I've fixed that by expecting (16UL<<8UL), and now the FreeRTOS-MPU example actually uses the MPU:
Code:
#if defined(CORE_CM4)
#define portEXPECTED_MPU_TYPE_VALUE ( 8UL << 8UL ) /* 8 regions, unified. */
#else
/* The if statement in this fix is in line with stm32h7xx_hal_cortex.h */
#define portEXPECTED_MPU_TYPE_VALUE ( 16UL << 8UL ) /* 16 regions, unified. */
#endif /* defined(CORE_CM4) */
Results:
[MPU->RNR: 0x00000000][MPU->RBAR: 0x08000000][MPU->RASR: 0x06070029]
[MPU->RNR: 0x00000001][MPU->RBAR: 0x08000001][MPU->RASR: 0x0507001b]
[MPU->RNR: 0x00000002][MPU->RBAR: 0x20000002][MPU->RASR: 0x01070011]
[MPU->RNR: 0x00000003][MPU->RBAR: 0x40000003][MPU->RASR: 0x13000039]
[MPU->RNR: 0x00000004][MPU->RBAR: 0x20000004][MPU->RASR: 0x0307001f]

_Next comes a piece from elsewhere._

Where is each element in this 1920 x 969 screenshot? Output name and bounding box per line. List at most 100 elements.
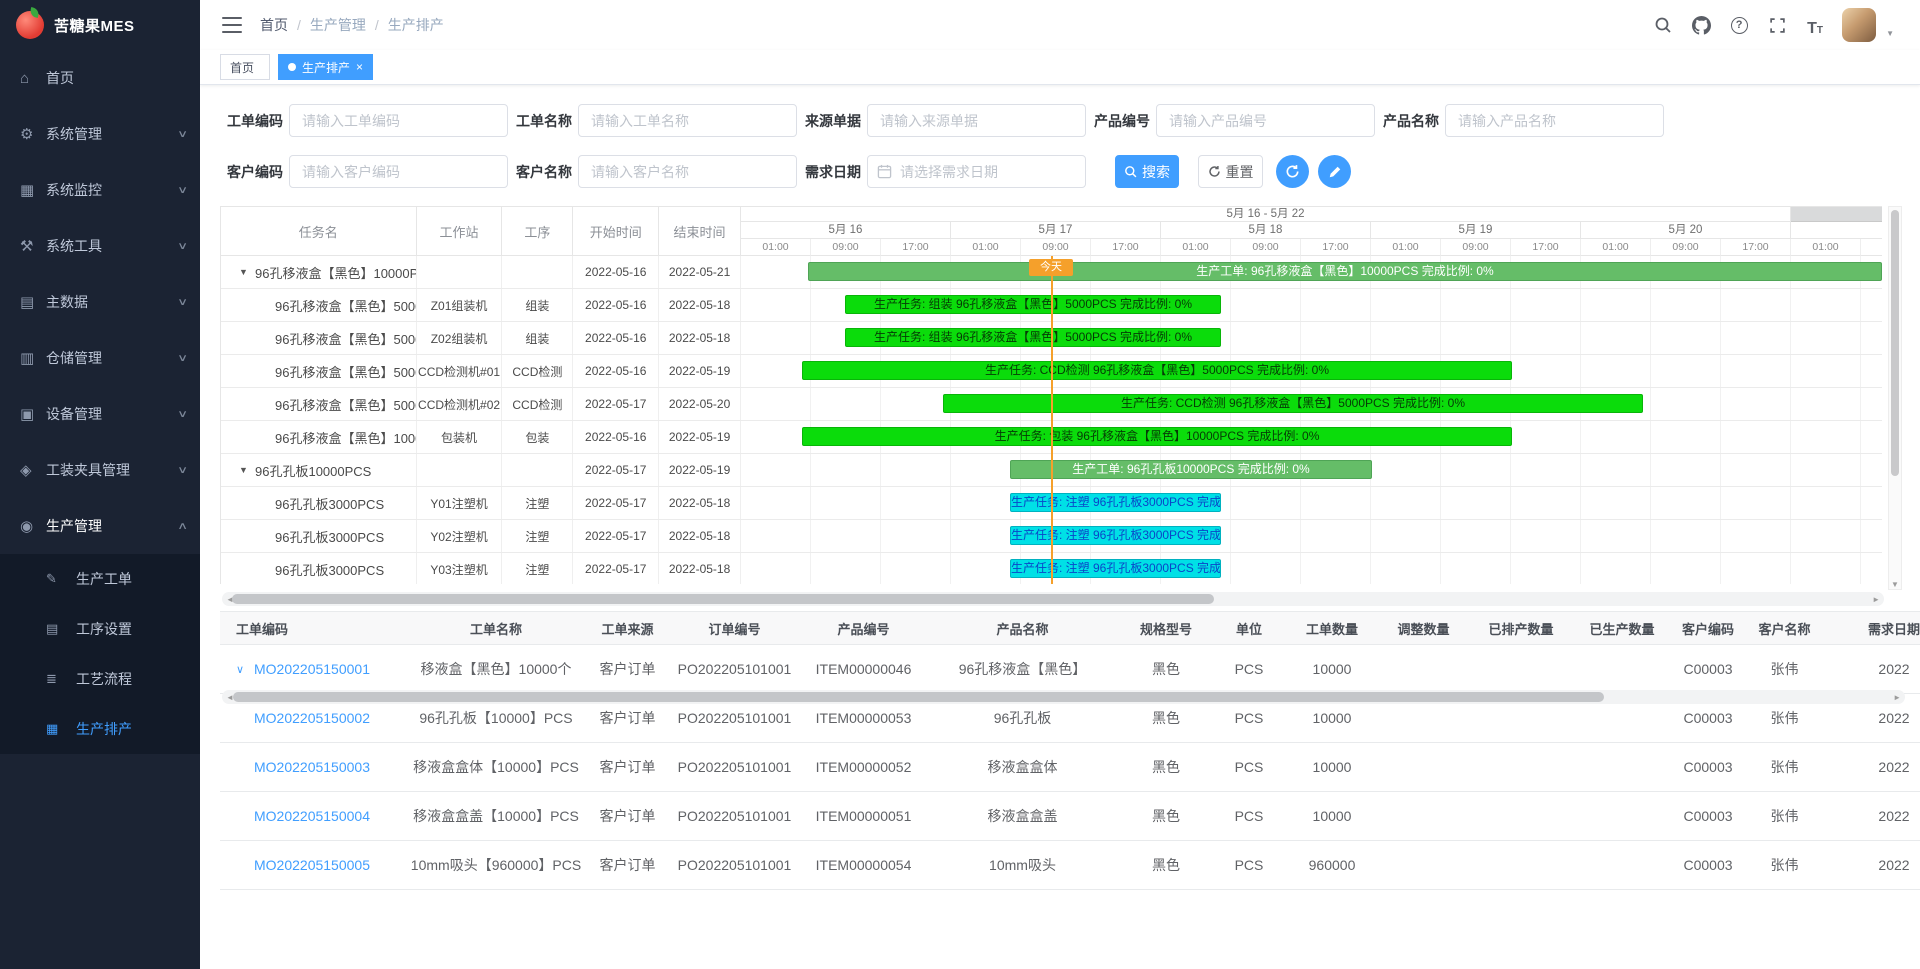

[MPU->RNR: 0x00000005][MPU->RBAR: 0x20000005][MPU->RASR: 0x01070011]
[MPU->RNR: 0x00000006][MPU->RBAR: 0x00000006][MPU->RASR: 0x00000000]
[MPU->RNR: 0x00000007][MPU->RBAR: 0x00000007][MPU->RASR: 0x00000000]
[MPU->RNR: 0x00000008][MPU->RBAR: 0x00000008][MPU->RASR: 0x00000000]
[MPU->RNR: 0x00000009][MPU->RBAR: 0x00000009][MPU->RASR: 0x00000000]
[MPU->RNR: 0x0000000a][MPU->RBAR: 0x0000000a][MPU->RASR: 0x00000000]
[MPU->RNR: 0x0000000b][MPU->RBAR: 0x0000000b][MPU->RASR: 0x00000000]
[MPU->RNR: 0x0000000c][MPU->RBAR: 0x0000000c][MPU->RASR: 0x00000000]
[MPU->RNR: 0x0000000d][MPU->RBAR: 0x0000000d][MPU->RASR: 0x00000000]
[MPU->RNR: 0x0000000e][MPU->RBAR: 0x0000000e][MPU->RASR: 0x00000000]
[MPU->RNR: 0x0000000f][MPU->RBAR: 0x0000000f][MPU->RASR: 0x00000000]
But when I test that fix in my custom codebase, the FreeRTOS RBAR:RASR pairs are still wiped, and only my HAL-allocated regions remain.
As a result, my application still crashes.